Manchmal bin ich völlig überfordert von diesen vielfältigen Themen. Unsere Mottos waren immer nah an der Zeit, manchmal ihr sogar voraus. Wir können die Dinge nicht komplett retten, aber wir können den Fokus auf etwas lenken. „Fahrenheit 451“ ist meine letzte Inszenierung als Intendant. Ich finde, das ist absolut das Stück der Stunde. Es ist alles original von 1953. Heutzutage hat der Text eine solche Aktualität – Trumps Amerika, rechtes Denken. Es ist schon krass, dass das meine letzte Aussage als Intendant ist. Präsentiert nicht mit erhobenem Zeigefinger, sondern mit cooler Rockmusik. Es gibt Leute, die sitzen da und heulen, andere gehen richtig mit. Das ist das, was Theater kann: die Leute nicht völlig belämmert aus dem Theater schicken, sondern beides tun – unterhalten und zum Nachdenken anregen. Das ist doch ein guter Ausstand, finde ich.
Sie machen ja künstlerisch weiter, gibt es Stücke, die Sie unbedingt machen wollen?
John von Düffel ist ein Freund von mir und der hat mal in einem Artikel über mich geschrieben: ,Der Heicks macht aus Komödien Tragödien und aus Tragödien Komödien’. Das fand ich großartig. Diese Mischung interessiert mich: Dramatische Stoffe können komisch sein und umgekehrt muss man die Menschen ernst nehmen. Ich habe viele große Stoffe gemacht, wie zum Beispiel „Moby Dick“ mit Schauspielern und Tänzern, genauso gerne aber „Der Gott des Gemetzels“, der auch nach 30 Jahren noch gut funktioniert, weil es ein guter Text ist. Ich freue mich jetzt erst mal auf „Peter Pan“ in der kommenden Spielzeit, was keine reine Kinderaufführung wird – es handelt sich um einen ernsten Stoff voller Gruselgeschichten, ähnlich wie bei ,Alice im Wunderland’.

Was wollen Sie denn machen, wenn Sie nicht inszenieren?
Ich bin ja jetzt schon 69 und möchte ein bisschen runterkommen. In der nächsten Spielzeit mache ich zwei, höchstens drei Inszenierungen. Ich interessiere mich für viele Dinge, u.a. für Städtebau. Ich habe ein Patenkind, das in Holland in diesem Bereich arbeitet, das finde ich spannend. Dort sind sie im Städtebau sehr viel weiter als wir hier. Über Rennräder kann ich auch ohne Ende reden. Diese Vielfalt bereichert mein Leben ungemein. Außerdem freue ich mich über meinen neuen Status als Großvater. Ich habe zwei schon erwachsene Kinder und noch eine jüngere Tochter, die in zwei Jahren Abitur macht. Da wird einem nicht langweilig.

Wie haben Sie die zwei Spielzeiten in der Doppelspitze mit Nadja Loschky erlebt?

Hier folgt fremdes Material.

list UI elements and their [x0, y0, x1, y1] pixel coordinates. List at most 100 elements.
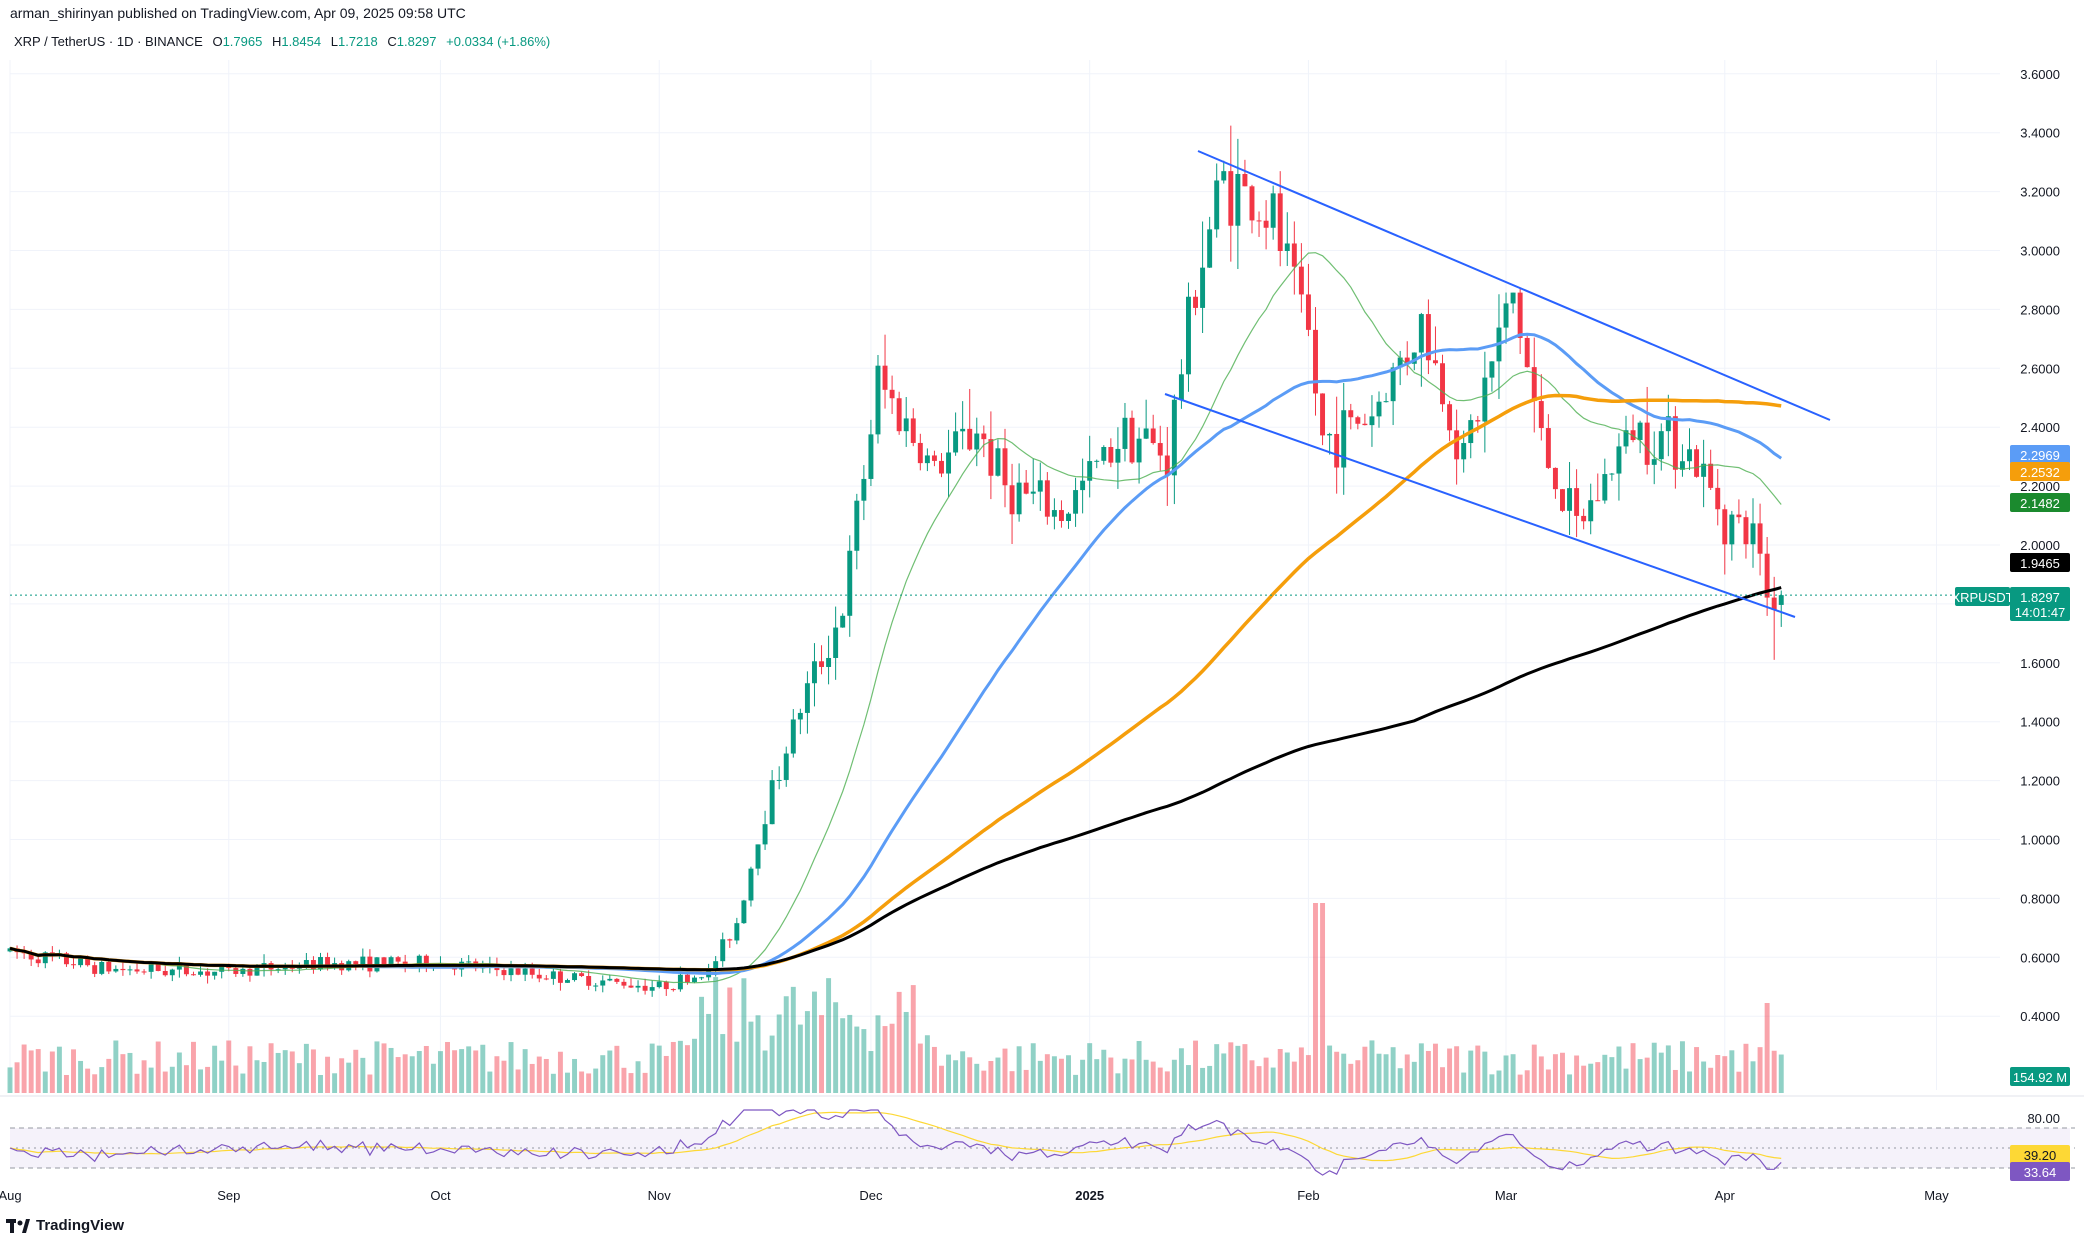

Wir kennen uns lange genug und haben eine künstlerische und auch emotionale Bindung. Deshalb hat das gut funktioniert. Es ist toll, zu wissen, man ist in seinen Entscheidungen nicht allein. Aber so eine Doppelspitze muss nicht überall klappen. Die Stadt kann froh sein, eine so kompetente Intendantin wie Nadja Loschky zu bekommen.
Was wünschen Sie dem Haus und den Mitarbeitern?
Dass es gut weitergeht. Natürlich auch, dass es vorangeht – zum Beispiel im Bereich Diversität. Dass die Leute ihre gute Laune und den respektvollen menschlichen Umgang behalten. Wichtig ist, dass man begreift, dass Veränderung nicht unbedingt mit dem Austausch von Personen einhergeht. Das Tolle an diesem Haus ist, dass hier so viele kompetente Menschen arbeiten. Ich schaue trotz aller Herausforderungen optimistisch in die Zukunft, auch in digitalen Zeiten. Live-Theater wird immer seinen Platz haben, weil die Menschen danach streben, miteinander verbunden zu bleiben. Wir müssen junge Leute erreichen, migrantische Gesellschaften integrieren. Wir müssen einen wachen Blick auf die Veränderungen in unserer Gesellschaft behalten.